Endocrine mechanisms
The involvement of CGRP was postulated by Kurth et al.13 in their study of 99 patients with upper GI symptoms and migraine. They found that the prevalence of idiopathic dyspepsia was higher in patients with migraine than in healthy controls (n=488). A nine-year prospective study of 81 obese patients with migraine headache by Gunay et al.9 showed improvement of migraine after bariatric surgery for weight loss. The resolution of migraine symptoms was independent of the improvement of migraine-associated comorbidities. Postoperative endocrine changes or reduction in the adipokine burden were discussed by those authors as potential contributing causes.

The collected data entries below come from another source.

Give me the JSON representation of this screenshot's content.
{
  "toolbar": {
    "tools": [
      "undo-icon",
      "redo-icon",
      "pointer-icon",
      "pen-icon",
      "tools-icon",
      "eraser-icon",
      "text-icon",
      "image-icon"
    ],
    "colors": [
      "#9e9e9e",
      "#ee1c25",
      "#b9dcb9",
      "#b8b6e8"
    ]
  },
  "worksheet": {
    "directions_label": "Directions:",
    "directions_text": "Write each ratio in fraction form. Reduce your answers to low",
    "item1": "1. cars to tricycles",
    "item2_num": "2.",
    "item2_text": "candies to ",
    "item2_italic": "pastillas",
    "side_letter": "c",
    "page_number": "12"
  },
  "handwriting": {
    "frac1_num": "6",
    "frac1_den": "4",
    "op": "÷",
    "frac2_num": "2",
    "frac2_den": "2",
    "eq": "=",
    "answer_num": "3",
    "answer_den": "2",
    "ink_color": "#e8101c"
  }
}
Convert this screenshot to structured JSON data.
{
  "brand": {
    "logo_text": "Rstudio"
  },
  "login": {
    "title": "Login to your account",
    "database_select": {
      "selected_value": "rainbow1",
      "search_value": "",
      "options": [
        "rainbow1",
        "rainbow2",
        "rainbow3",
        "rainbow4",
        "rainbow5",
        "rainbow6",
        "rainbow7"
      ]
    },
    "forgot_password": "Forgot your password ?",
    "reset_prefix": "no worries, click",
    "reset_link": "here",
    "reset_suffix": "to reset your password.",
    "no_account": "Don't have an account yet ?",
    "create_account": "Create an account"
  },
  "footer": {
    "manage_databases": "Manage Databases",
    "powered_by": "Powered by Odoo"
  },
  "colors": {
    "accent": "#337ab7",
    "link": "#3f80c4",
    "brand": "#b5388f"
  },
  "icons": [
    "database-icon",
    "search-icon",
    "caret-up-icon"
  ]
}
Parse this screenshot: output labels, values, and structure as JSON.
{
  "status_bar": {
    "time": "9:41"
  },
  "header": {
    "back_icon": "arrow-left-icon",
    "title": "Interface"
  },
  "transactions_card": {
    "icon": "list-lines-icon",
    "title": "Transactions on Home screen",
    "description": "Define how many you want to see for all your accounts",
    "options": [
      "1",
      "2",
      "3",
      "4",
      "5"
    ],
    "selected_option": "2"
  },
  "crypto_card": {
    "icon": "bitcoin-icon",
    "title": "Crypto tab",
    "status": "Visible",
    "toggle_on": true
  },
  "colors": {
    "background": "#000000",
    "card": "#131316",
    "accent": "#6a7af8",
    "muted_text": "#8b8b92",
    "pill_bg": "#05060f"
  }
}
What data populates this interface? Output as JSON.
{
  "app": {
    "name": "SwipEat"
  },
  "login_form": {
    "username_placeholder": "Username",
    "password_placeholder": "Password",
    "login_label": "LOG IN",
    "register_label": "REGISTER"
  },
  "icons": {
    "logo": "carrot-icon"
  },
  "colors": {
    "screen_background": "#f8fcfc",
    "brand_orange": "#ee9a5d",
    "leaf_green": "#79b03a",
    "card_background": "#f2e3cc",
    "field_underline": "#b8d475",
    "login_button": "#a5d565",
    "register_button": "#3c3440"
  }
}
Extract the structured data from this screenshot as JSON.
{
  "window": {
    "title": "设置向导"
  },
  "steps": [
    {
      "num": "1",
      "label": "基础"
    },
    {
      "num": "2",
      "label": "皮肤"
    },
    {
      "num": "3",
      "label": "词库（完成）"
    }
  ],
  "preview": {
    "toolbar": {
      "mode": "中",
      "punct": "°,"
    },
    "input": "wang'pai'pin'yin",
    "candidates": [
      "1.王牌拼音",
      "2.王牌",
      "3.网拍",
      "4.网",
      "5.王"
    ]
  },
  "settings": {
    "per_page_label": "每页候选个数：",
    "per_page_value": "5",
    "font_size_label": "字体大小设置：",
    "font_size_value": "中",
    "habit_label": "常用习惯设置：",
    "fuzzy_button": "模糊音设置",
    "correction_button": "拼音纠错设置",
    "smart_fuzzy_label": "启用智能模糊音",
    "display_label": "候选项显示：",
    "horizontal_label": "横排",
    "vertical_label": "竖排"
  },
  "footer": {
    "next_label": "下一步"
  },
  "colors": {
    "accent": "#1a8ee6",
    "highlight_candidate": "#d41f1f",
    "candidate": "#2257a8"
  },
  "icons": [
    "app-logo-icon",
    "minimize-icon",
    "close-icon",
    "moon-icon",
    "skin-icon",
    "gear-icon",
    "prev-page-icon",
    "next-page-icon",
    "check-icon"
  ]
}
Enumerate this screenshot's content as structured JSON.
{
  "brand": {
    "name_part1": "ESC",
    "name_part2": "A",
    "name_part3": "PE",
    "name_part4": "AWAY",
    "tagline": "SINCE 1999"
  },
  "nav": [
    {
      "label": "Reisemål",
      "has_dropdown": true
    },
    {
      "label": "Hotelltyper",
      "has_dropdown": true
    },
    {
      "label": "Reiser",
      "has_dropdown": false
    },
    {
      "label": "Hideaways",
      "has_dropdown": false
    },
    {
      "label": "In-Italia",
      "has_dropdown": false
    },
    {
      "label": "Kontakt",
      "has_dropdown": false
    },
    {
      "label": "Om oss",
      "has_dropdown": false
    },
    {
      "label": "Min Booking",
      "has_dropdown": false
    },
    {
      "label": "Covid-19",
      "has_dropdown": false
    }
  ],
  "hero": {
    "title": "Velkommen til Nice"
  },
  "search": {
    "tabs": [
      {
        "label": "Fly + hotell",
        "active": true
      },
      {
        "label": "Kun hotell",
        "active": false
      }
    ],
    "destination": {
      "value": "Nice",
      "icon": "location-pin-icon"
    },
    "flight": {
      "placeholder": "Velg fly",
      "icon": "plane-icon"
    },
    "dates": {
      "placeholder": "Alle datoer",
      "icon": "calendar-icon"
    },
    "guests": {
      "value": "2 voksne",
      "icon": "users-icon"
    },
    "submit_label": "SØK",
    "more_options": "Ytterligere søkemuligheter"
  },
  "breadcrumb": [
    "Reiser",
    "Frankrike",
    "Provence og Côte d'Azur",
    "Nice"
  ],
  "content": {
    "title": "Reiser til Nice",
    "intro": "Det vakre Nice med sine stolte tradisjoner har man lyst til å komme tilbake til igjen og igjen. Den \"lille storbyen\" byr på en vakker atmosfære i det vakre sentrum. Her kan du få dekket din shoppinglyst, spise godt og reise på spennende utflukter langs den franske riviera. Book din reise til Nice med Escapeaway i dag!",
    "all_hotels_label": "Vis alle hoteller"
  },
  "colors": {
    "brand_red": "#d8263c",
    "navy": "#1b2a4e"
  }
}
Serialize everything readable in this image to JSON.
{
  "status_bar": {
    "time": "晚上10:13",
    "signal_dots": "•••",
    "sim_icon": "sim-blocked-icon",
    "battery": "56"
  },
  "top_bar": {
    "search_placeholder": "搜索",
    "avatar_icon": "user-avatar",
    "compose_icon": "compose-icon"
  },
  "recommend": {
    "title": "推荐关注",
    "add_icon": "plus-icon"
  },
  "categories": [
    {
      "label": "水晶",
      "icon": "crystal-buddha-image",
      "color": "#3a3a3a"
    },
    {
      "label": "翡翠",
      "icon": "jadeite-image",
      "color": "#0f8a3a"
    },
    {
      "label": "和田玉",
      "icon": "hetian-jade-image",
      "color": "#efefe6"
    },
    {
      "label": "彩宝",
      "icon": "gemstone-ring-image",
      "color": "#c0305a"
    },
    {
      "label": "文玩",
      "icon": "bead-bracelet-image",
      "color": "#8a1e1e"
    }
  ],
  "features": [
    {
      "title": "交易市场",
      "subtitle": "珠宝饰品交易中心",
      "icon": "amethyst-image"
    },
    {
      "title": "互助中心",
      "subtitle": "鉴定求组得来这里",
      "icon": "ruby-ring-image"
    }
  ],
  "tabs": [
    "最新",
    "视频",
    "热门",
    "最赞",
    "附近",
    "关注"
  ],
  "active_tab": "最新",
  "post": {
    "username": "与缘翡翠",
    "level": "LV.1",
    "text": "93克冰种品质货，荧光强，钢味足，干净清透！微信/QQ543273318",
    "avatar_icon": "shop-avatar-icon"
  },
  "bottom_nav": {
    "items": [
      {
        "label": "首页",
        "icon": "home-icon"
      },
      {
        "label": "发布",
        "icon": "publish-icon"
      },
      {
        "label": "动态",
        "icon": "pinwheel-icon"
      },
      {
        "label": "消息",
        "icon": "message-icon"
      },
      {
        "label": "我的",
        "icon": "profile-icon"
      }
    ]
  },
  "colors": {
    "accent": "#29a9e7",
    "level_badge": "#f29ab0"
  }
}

Amery and Forget conducted a 51-Cr EDTA gut-permeability test, and found that gut permeability was significantly higher in 16 patients with recurrent abdominal pain than in 11 control children and 10 healthy young adults (p<0.0006).45 Recurrent abdominal pain in migrainous children may be due to increased gut permeability allowing compounds to pass the gut-blood barrier that induce cerebral vasoconstriction or exert damaging neuronal effects.
CONCLUSIONS
The clinical and pathophysiological relationships between migraine and GID are intriguing. However, the reported data suffer from great heterogeneity in their gathering and analysis techniques, making a meaningful comparison between studies impossible. Definitive conclusions can therefore not be drawn yet. Furthermore, since migraine is associated with multiple GI conditions rather than one particular GI disease, there is no single pathophysiology interpretation of the association. The pathophysiological mechanisms remain elusive regardless of the GI diseases associated with migraine. Since GI bacteria have repeatedly been implicated in shaping the character of the immune system, including at remote locations,46,47 it would be interesting to investigate whether modifying the gut microbiota or even adding probiotics could affect migraines.8 For the time being, from a strict clinical point of view, an awareness of the potential relationship between these two disorders can lead to prompt diagnosis and appropriate therapy for a highly disabling condition.
Footnotes
Conflicts of Interest: The authors have no financial conflicts of interest.